A consummate collaborator, Kalman worked with authors Michael Pollan on Food Rules: An Eater’s Manual and Daniel Handler on Why We Broke Up, both bestsellers. She has created stage sets for choreographer Mark Morris, fabric for fashion designer Isaac Mizrahi, and clothing and accessories for fashion designer Kate Spade. Kalman is particularly well-known for her 2001 “New Yorkistan” cover of The New Yorker with Rick Meyerowitz, and the two have since co-created pieces for MoMA, op art for the New York Times, and “The New York City Sub-Culinary Map,” a food-centric parody of the NYC subway map that even includes the mythical Second Avenue line.

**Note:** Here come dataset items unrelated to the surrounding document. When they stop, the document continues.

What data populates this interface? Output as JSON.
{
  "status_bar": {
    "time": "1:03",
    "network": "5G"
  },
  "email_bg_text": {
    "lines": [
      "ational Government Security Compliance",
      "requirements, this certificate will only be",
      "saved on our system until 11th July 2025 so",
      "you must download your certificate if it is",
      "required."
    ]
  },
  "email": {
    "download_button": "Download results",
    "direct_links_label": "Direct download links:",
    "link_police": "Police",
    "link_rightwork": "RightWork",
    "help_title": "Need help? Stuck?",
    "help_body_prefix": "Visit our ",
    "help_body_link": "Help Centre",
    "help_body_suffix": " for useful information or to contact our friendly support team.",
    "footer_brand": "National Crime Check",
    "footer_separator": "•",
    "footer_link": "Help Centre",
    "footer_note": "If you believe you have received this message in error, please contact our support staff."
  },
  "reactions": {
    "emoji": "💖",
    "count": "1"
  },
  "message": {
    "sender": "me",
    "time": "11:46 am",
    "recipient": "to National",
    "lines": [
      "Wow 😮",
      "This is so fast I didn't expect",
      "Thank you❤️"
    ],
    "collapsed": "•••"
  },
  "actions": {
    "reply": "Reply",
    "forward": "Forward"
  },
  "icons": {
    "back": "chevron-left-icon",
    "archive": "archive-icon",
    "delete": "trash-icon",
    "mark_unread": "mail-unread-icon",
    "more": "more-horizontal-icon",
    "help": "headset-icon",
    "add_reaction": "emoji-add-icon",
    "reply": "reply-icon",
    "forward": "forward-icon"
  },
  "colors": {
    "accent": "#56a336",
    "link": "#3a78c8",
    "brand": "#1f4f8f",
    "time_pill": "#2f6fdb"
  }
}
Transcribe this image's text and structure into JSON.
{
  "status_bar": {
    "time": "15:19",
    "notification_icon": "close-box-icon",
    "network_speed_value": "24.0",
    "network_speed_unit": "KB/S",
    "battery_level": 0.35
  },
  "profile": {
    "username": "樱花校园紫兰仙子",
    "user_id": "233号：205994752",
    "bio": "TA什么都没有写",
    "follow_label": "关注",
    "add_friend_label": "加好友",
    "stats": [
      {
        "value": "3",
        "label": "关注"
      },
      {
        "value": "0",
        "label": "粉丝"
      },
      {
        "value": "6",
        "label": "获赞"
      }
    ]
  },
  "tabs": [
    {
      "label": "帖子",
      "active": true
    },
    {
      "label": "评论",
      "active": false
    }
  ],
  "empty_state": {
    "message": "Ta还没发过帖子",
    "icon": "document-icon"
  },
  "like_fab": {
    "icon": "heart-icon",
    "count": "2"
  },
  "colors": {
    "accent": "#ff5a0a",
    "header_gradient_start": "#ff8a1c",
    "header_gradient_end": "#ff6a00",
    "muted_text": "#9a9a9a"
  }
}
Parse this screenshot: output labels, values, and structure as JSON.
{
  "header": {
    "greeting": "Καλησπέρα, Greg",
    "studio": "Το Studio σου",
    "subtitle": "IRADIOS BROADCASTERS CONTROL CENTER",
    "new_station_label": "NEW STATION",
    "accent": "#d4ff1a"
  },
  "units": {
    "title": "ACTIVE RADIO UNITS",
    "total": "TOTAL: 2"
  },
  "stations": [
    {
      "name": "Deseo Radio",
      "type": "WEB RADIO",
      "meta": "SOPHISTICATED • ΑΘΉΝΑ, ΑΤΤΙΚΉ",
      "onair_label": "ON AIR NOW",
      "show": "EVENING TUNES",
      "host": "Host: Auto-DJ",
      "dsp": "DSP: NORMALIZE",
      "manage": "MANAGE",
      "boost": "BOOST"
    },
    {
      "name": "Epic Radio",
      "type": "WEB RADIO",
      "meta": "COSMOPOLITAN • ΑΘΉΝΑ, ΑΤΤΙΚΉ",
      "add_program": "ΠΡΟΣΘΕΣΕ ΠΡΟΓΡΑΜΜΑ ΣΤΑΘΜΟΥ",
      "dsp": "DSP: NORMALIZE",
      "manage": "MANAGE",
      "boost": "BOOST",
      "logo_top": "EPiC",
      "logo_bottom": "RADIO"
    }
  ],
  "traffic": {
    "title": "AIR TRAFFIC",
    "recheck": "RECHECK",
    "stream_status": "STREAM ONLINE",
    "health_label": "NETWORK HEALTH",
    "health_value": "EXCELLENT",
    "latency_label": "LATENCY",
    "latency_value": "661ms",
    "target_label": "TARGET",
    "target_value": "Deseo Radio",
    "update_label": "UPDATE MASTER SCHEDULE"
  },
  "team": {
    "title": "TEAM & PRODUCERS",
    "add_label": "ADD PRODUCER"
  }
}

There is very little Kalman can’t do; her uncanny imagination has birthed a myriad of projects. She’s had several gallery and museum exhibitions of her paintings (she’s represented by Julie Saul Gallery), including retrospectives at the Jewish Museum in New York, the Skirball Cultural Center in Los Angeles, and the Institute of Contemporary Art in Philadelphia. In June 2014, the original paintings of her illustrations for The Elements of Style were exhibited at the Frist Center for the Visual Arts in Nashville. She created a pop-up gallery in collaboration with her son Alex Kalman at Mmuseumm in NYC featuring the underwear closet of her beloved mother, Sara; co-founded the Rubber Band Society, for people who love rubber bands; and has spoken on the main stage at a TED conference in 2007 and again in 2014 when she talked about Toscanini’s pants.
Those who’ve tried have described Maira Kalman’s work as luminous, stimulating, deeply moving, tender, gorgeous, witty, eccentric… the list goes on. Simultaneously down-to-earth and exquisitely transcendent, she reflects the optimism, pathos, and wonderful strangeness of the human existence in all its messy glory. In doing so, she presents a view of the world that is so sublime one can only hope that—for at least a minute or two—they get to live in it.